The non-smoking mothers were a little older, on average, than the mothers who smoked.
bootstrap_ci_means(baby, 'Maternal Age', 'Maternal Smoker', 5000)
But not surprisingly, the evidence doesn't point to their heights being any different, on average, than those of the mothers who didn't smoke. Zero is in the confidence interval for the difference between the means.

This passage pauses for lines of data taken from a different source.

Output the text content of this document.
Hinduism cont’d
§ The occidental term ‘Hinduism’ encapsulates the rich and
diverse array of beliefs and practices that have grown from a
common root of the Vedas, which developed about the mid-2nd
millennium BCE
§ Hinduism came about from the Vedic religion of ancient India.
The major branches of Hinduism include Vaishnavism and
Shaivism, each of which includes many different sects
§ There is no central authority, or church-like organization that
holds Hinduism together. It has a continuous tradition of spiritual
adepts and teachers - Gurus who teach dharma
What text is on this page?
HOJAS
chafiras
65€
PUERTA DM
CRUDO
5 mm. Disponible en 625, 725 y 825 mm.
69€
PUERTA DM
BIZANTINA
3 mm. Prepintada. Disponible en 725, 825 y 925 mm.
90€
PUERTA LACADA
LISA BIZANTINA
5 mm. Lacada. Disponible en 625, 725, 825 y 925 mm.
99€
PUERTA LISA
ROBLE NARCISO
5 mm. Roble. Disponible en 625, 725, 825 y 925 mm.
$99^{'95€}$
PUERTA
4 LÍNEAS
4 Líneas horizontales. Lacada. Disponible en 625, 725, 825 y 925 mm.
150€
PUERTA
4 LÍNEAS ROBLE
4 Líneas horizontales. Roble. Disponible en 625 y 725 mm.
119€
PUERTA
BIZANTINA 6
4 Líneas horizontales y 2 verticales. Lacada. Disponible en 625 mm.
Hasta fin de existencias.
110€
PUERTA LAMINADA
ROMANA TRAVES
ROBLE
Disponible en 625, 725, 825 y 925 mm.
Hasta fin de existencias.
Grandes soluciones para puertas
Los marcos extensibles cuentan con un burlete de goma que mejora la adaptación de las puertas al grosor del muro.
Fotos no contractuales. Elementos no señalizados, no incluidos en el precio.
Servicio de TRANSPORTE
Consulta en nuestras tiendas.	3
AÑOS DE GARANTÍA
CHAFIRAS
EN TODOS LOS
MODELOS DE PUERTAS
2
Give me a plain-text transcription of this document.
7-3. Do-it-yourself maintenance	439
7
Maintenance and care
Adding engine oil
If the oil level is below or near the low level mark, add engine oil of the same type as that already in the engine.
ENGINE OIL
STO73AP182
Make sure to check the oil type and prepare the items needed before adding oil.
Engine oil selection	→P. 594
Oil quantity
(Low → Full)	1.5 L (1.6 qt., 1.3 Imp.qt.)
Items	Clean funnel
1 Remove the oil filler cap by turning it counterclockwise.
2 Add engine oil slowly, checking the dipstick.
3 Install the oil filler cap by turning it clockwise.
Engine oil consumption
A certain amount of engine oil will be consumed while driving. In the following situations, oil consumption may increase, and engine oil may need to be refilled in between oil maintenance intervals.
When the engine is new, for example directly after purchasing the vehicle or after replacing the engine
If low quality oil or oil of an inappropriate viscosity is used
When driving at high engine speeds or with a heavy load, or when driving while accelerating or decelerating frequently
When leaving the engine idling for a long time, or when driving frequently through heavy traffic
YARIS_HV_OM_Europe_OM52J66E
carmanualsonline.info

bootstrap_ci_means(baby, 'Maternal Height', 'Maternal Smoker', 5000)
In summary:
If you want to tell whether or not two underlying distributions are the same, you can use a permutation test with an appropriate test statistic. We used the total variation distance when the distributions were categorical, and the absolute difference between means when the distributions were numerical.
To compare two numerical distributions, it's often more informative to replace hypothesis testing by estimation. Just estimate a difference, such as the difference between the means of the two groups. This can be done by constructing a bootstrap confidence interval. If zero is not in the interval, you can conclude that the two distributions are different and you also have an estimate of how different the means are.